La CEDEAO a, lors de son dernier comité ministériel de suivi qui s'est tenu à Ouagadougou au Burkina Faso le 17 décembre, réaffirmé l'attachement de tous les pays de la sous région à l'intégration régionale et à la conclusion d'un APE susceptible de contribuer au développement économique et social de la région. En ce sens, les accords paraphés par le Ghana et la Cote d'Ivoire doivent être mise en cohérence avec les engagements pris dans le cadre de l'intégration régionale. " Nous avons pris note de ces accords qui ont été paraphés par la Côte d'Ivoire et le Ghana et nous avons décidé de travailler à faire en sorte qu'ils puissent néanmoins être reversés dans l'accord global régional qui sera signé avec l'UE " avait souligné M. Sanou, président du CMS. La Cédéao et à l'UEMOA devront '"encadrer" et '"accompagner" ces deux pays et d'harmoniser lesdits accords "dans la mesure du possible" afin d'éviter une différence de traitement entre les pays membres.
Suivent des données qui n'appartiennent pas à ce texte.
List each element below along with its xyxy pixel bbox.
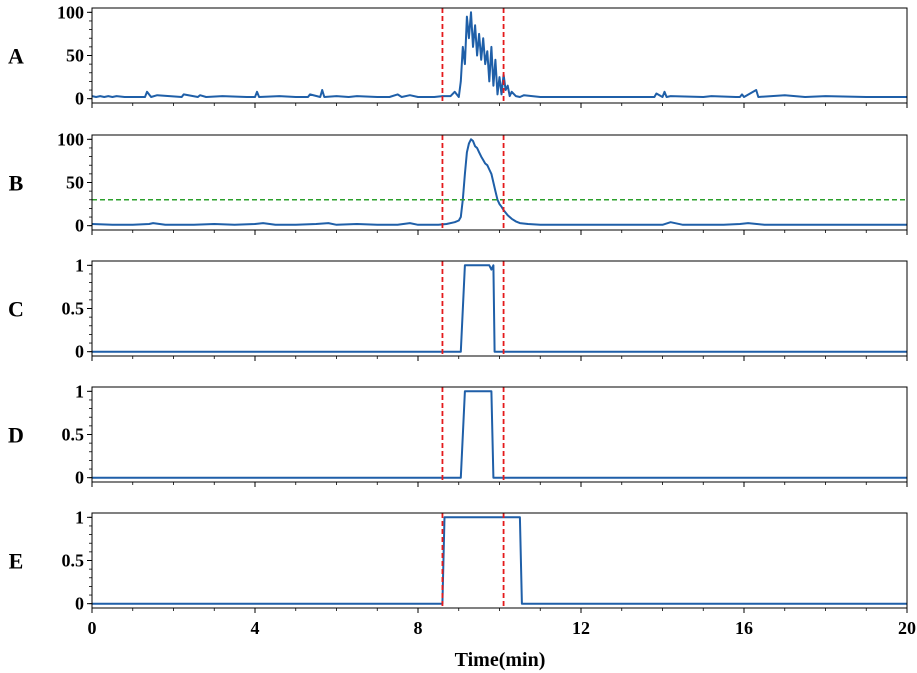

Il s'agira en définitive d'intégrer ces accords d'étapes dans tout le processus de négociation qui sera poursuivi par la région.
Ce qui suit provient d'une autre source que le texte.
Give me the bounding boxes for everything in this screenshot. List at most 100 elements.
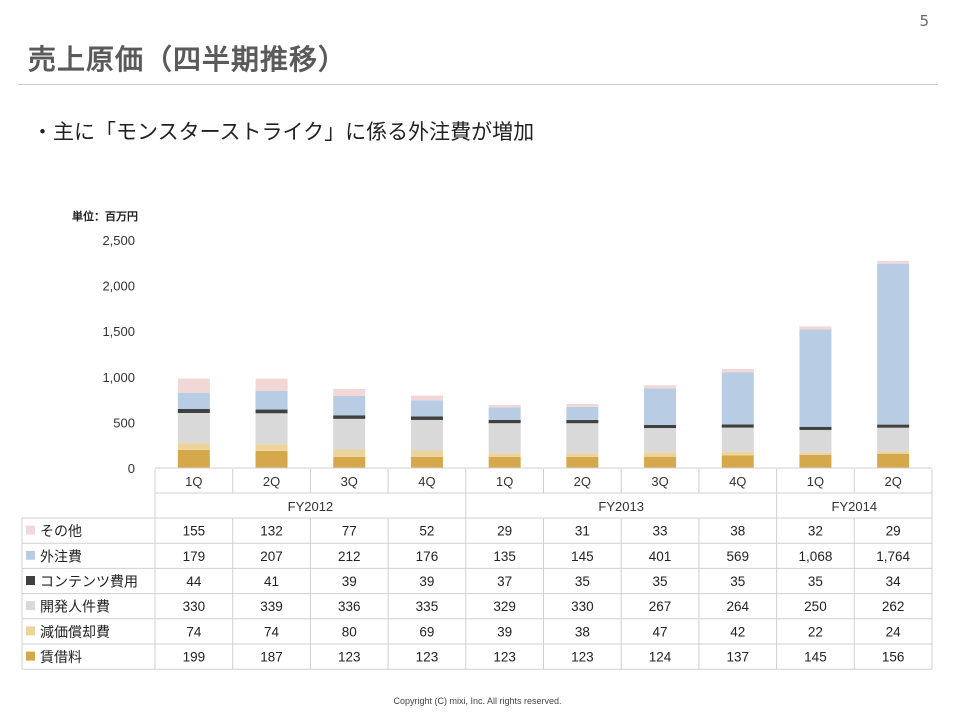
bar-segment <box>799 426 832 430</box>
table-value: 264 <box>726 599 749 614</box>
bar-segment <box>488 407 521 420</box>
table-value: 74 <box>264 624 280 639</box>
table-value: 74 <box>186 624 202 639</box>
table-value: 199 <box>183 650 206 665</box>
bar-segment <box>721 424 754 428</box>
bar-segment <box>333 456 366 468</box>
x-category-label: 1Q <box>807 474 824 489</box>
bar-segment <box>410 456 443 468</box>
y-tick-label: 1,500 <box>102 324 135 339</box>
bar-segment <box>721 455 754 468</box>
bar-segment <box>410 395 443 401</box>
legend-label: その他 <box>40 524 82 540</box>
legend-swatch <box>26 550 35 560</box>
table-value: 39 <box>497 624 512 639</box>
bar-segment <box>488 404 521 408</box>
table-value: 401 <box>649 549 672 564</box>
bar-segment <box>644 385 677 389</box>
slide-title: 売上原価（四半期推移） <box>28 43 348 76</box>
bar-segment <box>566 453 599 457</box>
bar-segment <box>177 392 210 409</box>
bar-segment <box>877 263 910 425</box>
table-value: 250 <box>804 599 827 614</box>
table-value: 42 <box>730 624 745 639</box>
table-value: 335 <box>416 599 439 614</box>
legend-label: 減価償却費 <box>40 624 110 641</box>
bar-segment <box>644 388 677 425</box>
bar-segment <box>255 450 288 468</box>
table-value: 339 <box>260 599 283 614</box>
table-value: 38 <box>575 624 590 639</box>
bar-segment <box>721 372 754 425</box>
bar-segment <box>410 416 443 420</box>
bar-segment <box>333 395 366 416</box>
table-value: 24 <box>886 624 902 639</box>
table-value: 336 <box>338 599 361 614</box>
bar-segment <box>799 329 832 427</box>
x-category-label: 1Q <box>185 474 202 489</box>
bar-segment <box>877 427 910 452</box>
bar-segment <box>177 449 210 468</box>
bar-segment <box>410 419 443 451</box>
table-value: 132 <box>260 524 283 539</box>
table-value: 22 <box>808 624 823 639</box>
table-value: 569 <box>726 549 749 564</box>
bar-segment <box>255 409 288 414</box>
table-value: 34 <box>886 574 902 589</box>
y-tick-label: 2,500 <box>102 233 135 248</box>
legend-label: 開発人件費 <box>40 600 110 616</box>
bar-segment <box>488 423 521 454</box>
bar-segment <box>255 390 288 410</box>
bar-segment <box>177 378 210 393</box>
bar-segment <box>799 454 832 468</box>
table-value: 31 <box>575 524 590 539</box>
y-tick-label: 1,000 <box>102 370 135 385</box>
table-value: 52 <box>419 524 434 539</box>
bar-segment <box>644 452 677 457</box>
table-value: 1,068 <box>799 549 833 564</box>
bar-segment <box>255 413 288 445</box>
bar-segment <box>333 418 366 450</box>
table-value: 123 <box>338 650 361 665</box>
y-tick-label: 2,000 <box>102 279 135 294</box>
table-value: 212 <box>338 549 361 564</box>
x-category-label: 4Q <box>729 474 746 489</box>
bar-segment <box>333 415 366 419</box>
bar-segment <box>644 428 677 453</box>
legend-swatch <box>26 576 35 585</box>
x-category-label: 3Q <box>651 474 668 489</box>
table-value: 47 <box>653 624 668 639</box>
table-value: 33 <box>653 524 668 539</box>
bar-segment <box>877 424 910 428</box>
table-value: 44 <box>186 574 202 589</box>
table-value: 35 <box>730 574 745 589</box>
bar-segment <box>333 449 366 457</box>
legend-label: 賃借料 <box>40 650 82 666</box>
table-value: 187 <box>260 650 283 665</box>
bar-segment <box>566 420 599 424</box>
bar-segment <box>877 261 910 264</box>
bar-segment <box>488 419 521 424</box>
bar-segment <box>255 378 288 391</box>
y-tick-label: 500 <box>113 415 135 430</box>
table-value: 77 <box>342 524 357 539</box>
bar-segment <box>566 456 599 468</box>
table-value: 80 <box>342 624 357 639</box>
bar-segment <box>410 450 443 457</box>
bar-segment <box>644 456 677 468</box>
table-value: 207 <box>260 549 283 564</box>
bar-segment <box>177 443 210 450</box>
x-category-label: 2Q <box>263 474 280 489</box>
bar-segment <box>799 452 832 455</box>
bar-segment <box>566 403 599 407</box>
table-value: 123 <box>416 650 439 665</box>
table-value: 29 <box>497 524 512 539</box>
table-value: 1,764 <box>876 549 910 564</box>
table-value: 135 <box>493 549 516 564</box>
bar-segment <box>721 451 754 456</box>
table-value: 329 <box>493 599 516 614</box>
table-value: 37 <box>497 574 512 589</box>
bar-segment <box>177 413 210 444</box>
table-value: 156 <box>882 650 905 665</box>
Ainsi les inquiétudes relatives à l'intégration se dissipent. Et comme l'a précisé le président de la commission de la CEDEAO le Dr Mouhamet Ibn CHAMBAS, la cohésion, l'unité et la solidarité au sein de l'Afrique de l'Ouest doivent être préservés dans le but de conclure un APE régional, complet et global qui réponde aux objectifs de développement et de l'intégration. Et le bloc CEDEAO s'est reconstitué.

Au sortir de ce CMS (Comité Ministériel de Suivi), la CEDEAO s'est fixée jusqu'en juin 2009 au plus tard pour conclure des accords de partenariat économique (APE) avec l'Union européenne (UE) ; ce qui lui permettra de déterminer des programmes et mesures d'accompagnement et leur financement, de formuler un calendrier pour l'offre d'accès aux marchés ainsi que la rédaction d'un texte de l'accord.

Le parlement de la CEDEAO qui s'était réuni un peu avant ce CMS avait estimé que l'Afrique de l'Ouest a besoin davantage de temps pour finaliser les tâches nécessaires et restantes en vue de la conclusion d'un APE porteur de développement, juste, équilibré et mutuellement avantageux. Il a invité le Parlement Européen et les Parlements nationaux des Etats membres de l'Union européenne, à soutenir la position des Parlementaires de l'Afrique de l'Ouest en faveur d'un APE mutuellement avantageux et qui améliore durablement les capacités productives et les conditions de vie des populations ouest - africaines tout en encourageant et en invitant les négociateurs ouest - africains et en particulier les Présidents des Commissions de la CEDEAO et de l'UEMOA a poursuivre les négociations dans l'unité et la solidarité.